Le gobie, petit poisson qu’on trouve généralement en zone littorale  possède de multiples variétés et ce sont trois de ces variétés originaires de l’ est qui commencent à poser de sérieux problèmes.

Le gobie est un petit poisson qui ressemble assez à notre chabot bien qu’il en diffère sur plusieurs points. En fait  un chabot et un gobie sont un peu cousin mais assez lointains.

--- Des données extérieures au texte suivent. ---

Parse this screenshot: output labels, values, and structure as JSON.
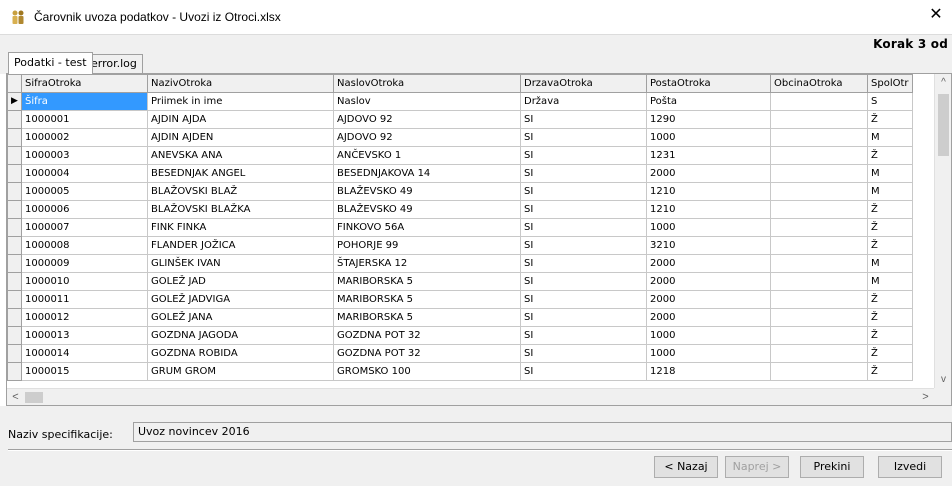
{
  "window": {
    "title": "Čarovnik uvoza podatkov - Uvozi iz Otroci.xlsx",
    "close_glyph": "✕",
    "step_text": "Korak 3 od"
  },
  "tabs": [
    {
      "label": "Podatki - test",
      "active": true
    },
    {
      "label": "error.log",
      "active": false
    }
  ],
  "grid": {
    "columns": [
      "SifraOtroka",
      "NazivOtroka",
      "NaslovOtroka",
      "DrzavaOtroka",
      "PostaOtroka",
      "ObcinaOtroka",
      "SpolOtr"
    ],
    "rows": [
      [
        "Šifra",
        "Priimek in ime",
        "Naslov",
        "Država",
        "Pošta",
        "",
        "S"
      ],
      [
        "1000001",
        "AJDIN AJDA",
        "AJDOVO 92",
        "SI",
        "1290",
        "",
        "Ž"
      ],
      [
        "1000002",
        "AJDIN AJDEN",
        "AJDOVO 92",
        "SI",
        "1000",
        "",
        "M"
      ],
      [
        "1000003",
        "ANEVSKA ANA",
        "ANČEVSKO 1",
        "SI",
        "1231",
        "",
        "Ž"
      ],
      [
        "1000004",
        "BESEDNJAK ANGEL",
        "BESEDNJAKOVA 14",
        "SI",
        "2000",
        "",
        "M"
      ],
      [
        "1000005",
        "BLAŽOVSKI BLAŽ",
        "BLAŽEVSKO 49",
        "SI",
        "1210",
        "",
        "M"
      ],
      [
        "1000006",
        "BLAŽOVSKI BLAŽKA",
        "BLAŽEVSKO 49",
        "SI",
        "1210",
        "",
        "Ž"
      ],
      [
        "1000007",
        "FINK FINKA",
        "FINKOVO 56A",
        "SI",
        "1000",
        "",
        "Ž"
      ],
      [
        "1000008",
        "FLANDER JOŽICA",
        "POHORJE 99",
        "SI",
        "3210",
        "",
        "Ž"
      ],
      [
        "1000009",
        "GLINŠEK IVAN",
        "ŠTAJERSKA 12",
        "SI",
        "2000",
        "",
        "M"
      ],
      [
        "1000010",
        "GOLEŽ JAD",
        "MARIBORSKA 5",
        "SI",
        "2000",
        "",
        "M"
      ],
      [
        "1000011",
        "GOLEŽ JADVIGA",
        "MARIBORSKA 5",
        "SI",
        "2000",
        "",
        "Ž"
      ],
      [
        "1000012",
        "GOLEŽ JANA",
        "MARIBORSKA 5",
        "SI",
        "2000",
        "",
        "Ž"
      ],
      [
        "1000013",
        "GOZDNA JAGODA",
        "GOZDNA POT 32",
        "SI",
        "1000",
        "",
        "Ž"
      ],
      [
        "1000014",
        "GOZDNA ROBIDA",
        "GOZDNA POT 32",
        "SI",
        "1000",
        "",
        "Ž"
      ],
      [
        "1000015",
        "GRUM GROM",
        "GROMSKO 100",
        "SI",
        "1218",
        "",
        "Ž"
      ]
    ],
    "current_row_marker": "▶",
    "scroll": {
      "up": "^",
      "down": "v",
      "left": "<",
      "right": ">"
    }
  },
  "footer": {
    "spec_label": "Naziv specifikacije:",
    "spec_value": "Uvoz novincev 2016",
    "buttons": {
      "back": "< Nazaj",
      "next": "Naprej >",
      "cancel": "Prekini",
      "run": "Izvedi"
    }
  },
  "colors": {
    "selection": "#3399ff",
    "chrome": "#f0f0f0",
    "disabled_text": "#a0a0a0"
  },
  "icons": {
    "app": "people-icon",
    "close": "close-icon"
  }
}
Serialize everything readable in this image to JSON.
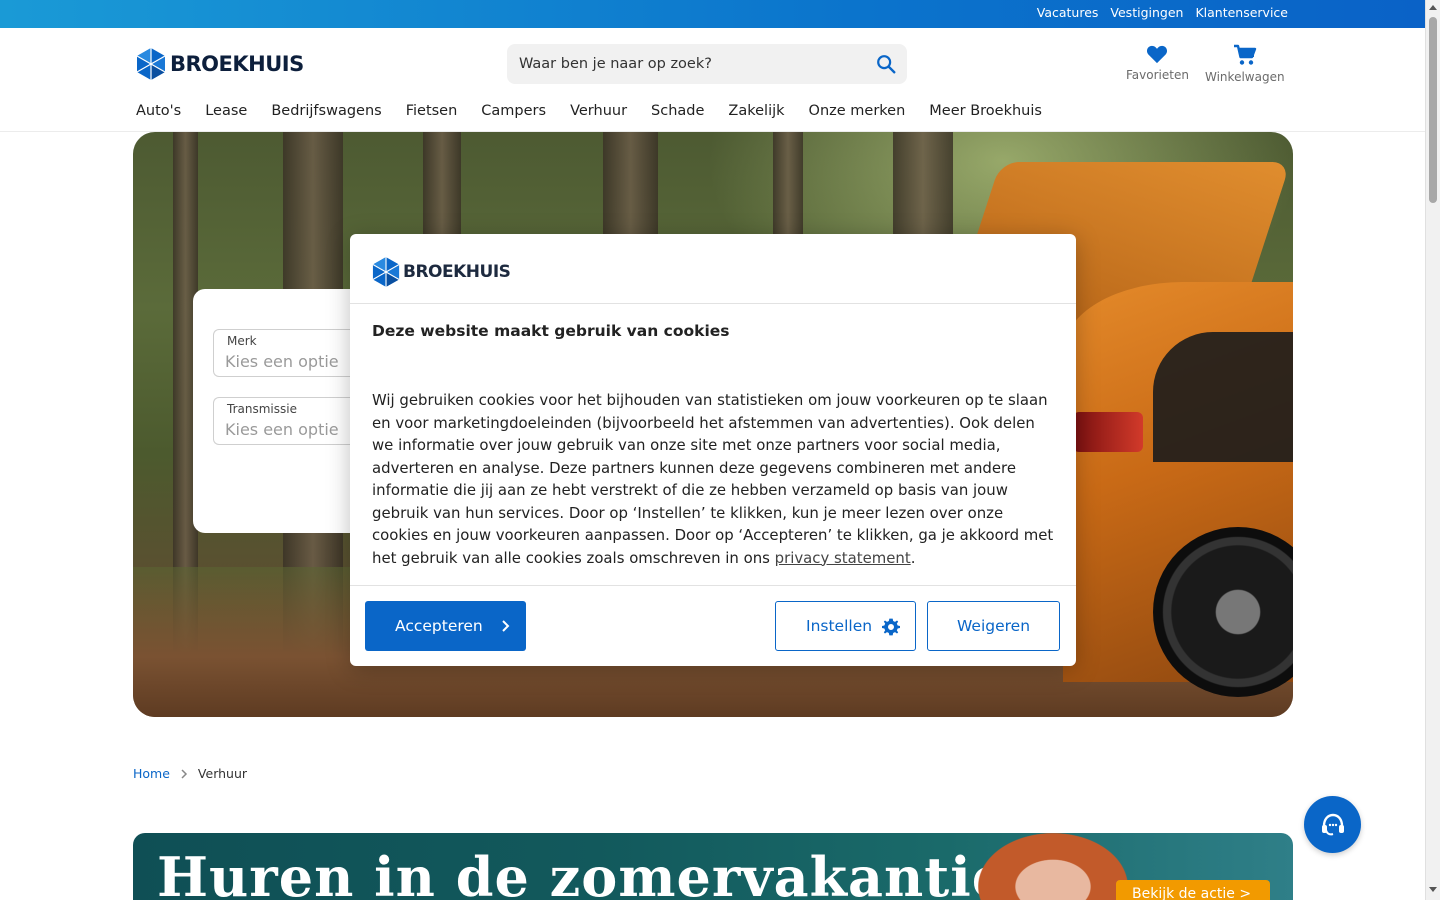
{
  "topbar": {
    "links": [
      "Vacatures",
      "Vestigingen",
      "Klantenservice"
    ]
  },
  "header": {
    "brand": "BROEKHUIS",
    "search_placeholder": "Waar ben je naar op zoek?",
    "favorites_label": "Favorieten",
    "cart_label": "Winkelwagen",
    "nav": [
      "Auto's",
      "Lease",
      "Bedrijfswagens",
      "Fietsen",
      "Campers",
      "Verhuur",
      "Schade",
      "Zakelijk",
      "Onze merken",
      "Meer Broekhuis"
    ]
  },
  "filter": {
    "fields": [
      {
        "label": "Merk",
        "value": "Kies een optie"
      },
      {
        "label": "Transmissie",
        "value": "Kies een optie"
      }
    ]
  },
  "cookie_modal": {
    "brand": "BROEKHUIS",
    "title": "Deze website maakt gebruik van cookies",
    "body": "Wij gebruiken cookies voor het bijhouden van statistieken om jouw voorkeuren op te slaan en voor marketingdoeleinden (bijvoorbeeld het afstemmen van advertenties). Ook delen we informatie over jouw gebruik van onze site met onze partners voor social media, adverteren en analyse. Deze partners kunnen deze gegevens combineren met andere informatie die jij aan ze hebt verstrekt of die ze hebben verzameld op basis van jouw gebruik van hun services. Door op ‘Instellen’ te klikken, kun je meer lezen over onze cookies en jouw voorkeuren aanpassen. Door op ‘Accepteren’ te klikken, ga je akkoord met het gebruik van alle cookies zoals omschreven in ons ",
    "privacy_link": "privacy statement",
    "body_end": ".",
    "accept_label": "Accepteren",
    "settings_label": "Instellen",
    "refuse_label": "Weigeren"
  },
  "breadcrumb": {
    "home": "Home",
    "current": "Verhuur"
  },
  "promo": {
    "title": "Huren in de zomervakantie?",
    "button": "Bekijk de actie >"
  },
  "colors": {
    "brand_blue": "#0a66c8",
    "promo_orange": "#f29a00"
  }
}
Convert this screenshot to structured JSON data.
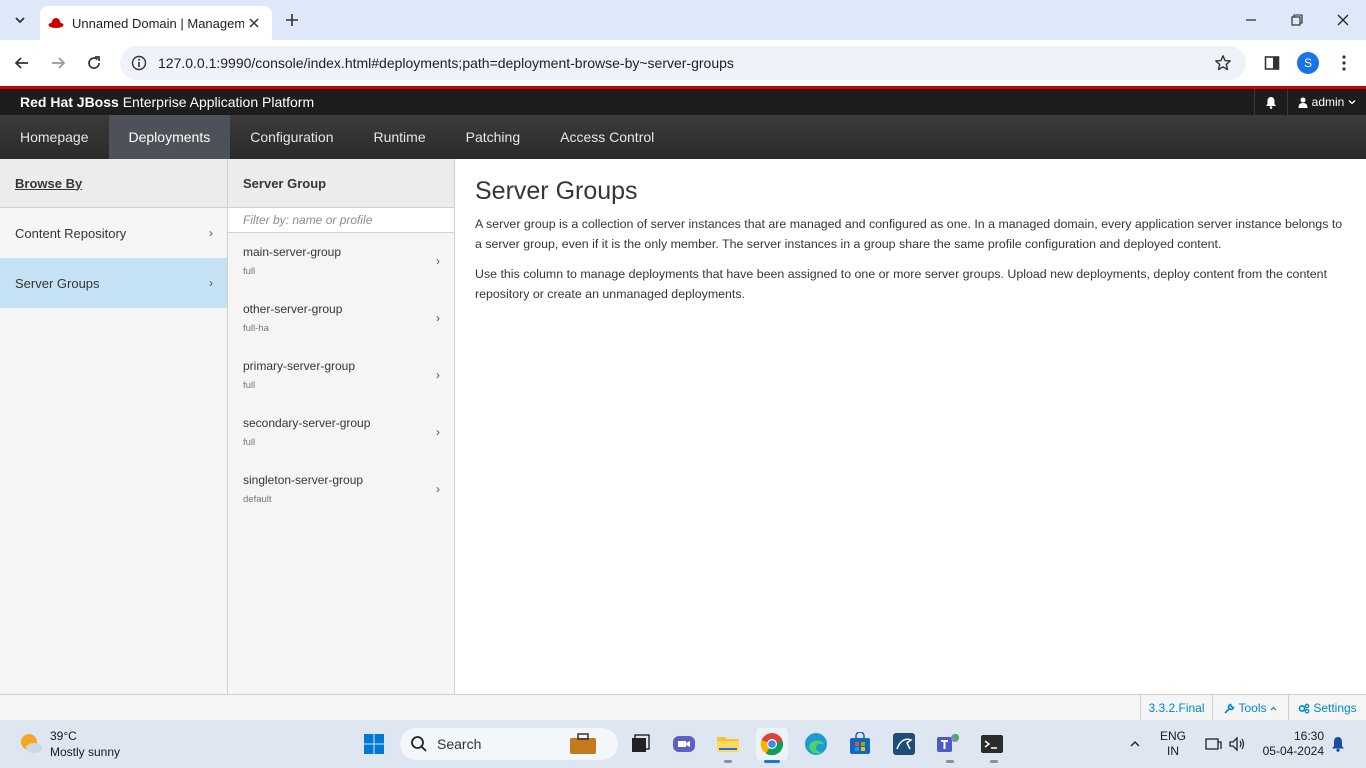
{
  "browser": {
    "tab_title": "Unnamed Domain | Manageme",
    "url": "127.0.0.1:9990/console/index.html#deployments;path=deployment-browse-by~server-groups",
    "profile_initial": "S"
  },
  "app": {
    "brand_bold": "Red Hat JBoss",
    "brand_rest": " Enterprise Application Platform",
    "user": "admin",
    "nav": [
      "Homepage",
      "Deployments",
      "Configuration",
      "Runtime",
      "Patching",
      "Access Control"
    ],
    "active_nav": "Deployments"
  },
  "browse_by": {
    "header": "Browse By",
    "items": [
      {
        "label": "Content Repository",
        "selected": false
      },
      {
        "label": "Server Groups",
        "selected": true
      }
    ]
  },
  "server_group_column": {
    "header": "Server Group",
    "filter_placeholder": "Filter by: name or profile",
    "items": [
      {
        "name": "main-server-group",
        "profile": "full"
      },
      {
        "name": "other-server-group",
        "profile": "full-ha"
      },
      {
        "name": "primary-server-group",
        "profile": "full"
      },
      {
        "name": "secondary-server-group",
        "profile": "full"
      },
      {
        "name": "singleton-server-group",
        "profile": "default"
      }
    ]
  },
  "content": {
    "title": "Server Groups",
    "p1": "A server group is a collection of server instances that are managed and configured as one. In a managed domain, every application server instance belongs to a server group, even if it is the only member. The server instances in a group share the same profile configuration and deployed content.",
    "p2": "Use this column to manage deployments that have been assigned to one or more server groups. Upload new deployments, deploy content from the content repository or create an unmanaged deployments."
  },
  "footer": {
    "version": "3.3.2.Final",
    "tools": "Tools",
    "settings": "Settings"
  },
  "taskbar": {
    "temp": "39°C",
    "weather": "Mostly sunny",
    "search": "Search",
    "lang1": "ENG",
    "lang2": "IN",
    "time": "16:30",
    "date": "05-04-2024"
  },
  "colors": {
    "selected_row": "#c5e2f5",
    "brand_red": "#cc0000",
    "link": "#0088ce"
  }
}
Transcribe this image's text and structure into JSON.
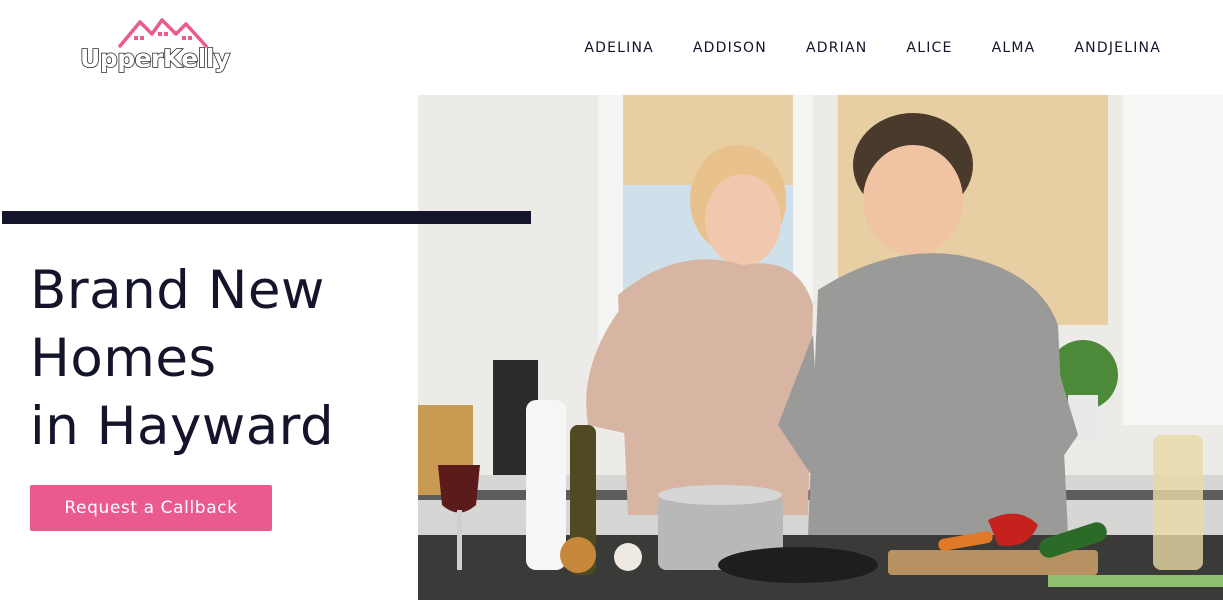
{
  "brand": {
    "name": "UpperKelly",
    "accent_color": "#ea5a8f",
    "dark_color": "#14142b"
  },
  "nav": {
    "items": [
      "ADELINA",
      "ADDISON",
      "ADRIAN",
      "ALICE",
      "ALMA",
      "ANDJELINA"
    ]
  },
  "hero": {
    "headline_lines": [
      "Brand New",
      "Homes",
      "in Hayward"
    ],
    "cta_label": "Request a Callback",
    "image_subject": "couple cooking in a kitchen"
  }
}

Le gobie c’est ce poisson à grosse tête et yeux exorbités qu’on trouve sur les enrochements en bord de mer et que les adeptes du rock fishing adorent pêcher.

neogobius melanostomus

 

Il existe nombre de variétés de gobies dont certaines qui sont capables de passer de l’eau douce à l’eau salée, les endémiques qu’on pourra trouver dans les estuaires des grands et petits fleuves de l’ouest et du sud de la France sont le gobie tacheté et le gobie buhotte. Localement il peuvent remonter assez loin en eau douce.

Ceux qui commencent à gravement poser problème sont le gobie à tache noire (Néogobius mélanostomus),  le gobie de Kessler  (Néogobius kessleri) et dans une moindre mesure le gobie demi lune (Proterorhinus semilunaris).

gobie de Kessler

gobie de Kessler

 

Ces poissons sont originaires du bassin ponto caspien, en gros la mer noire. Ils auraient commencé leur invasions via les ballasts des navires remontant le Danube puis via les canaux jusqu’au Rhin  et dernièrement la Moselle et la Meuse où ils ont été identifiés depuis 2011.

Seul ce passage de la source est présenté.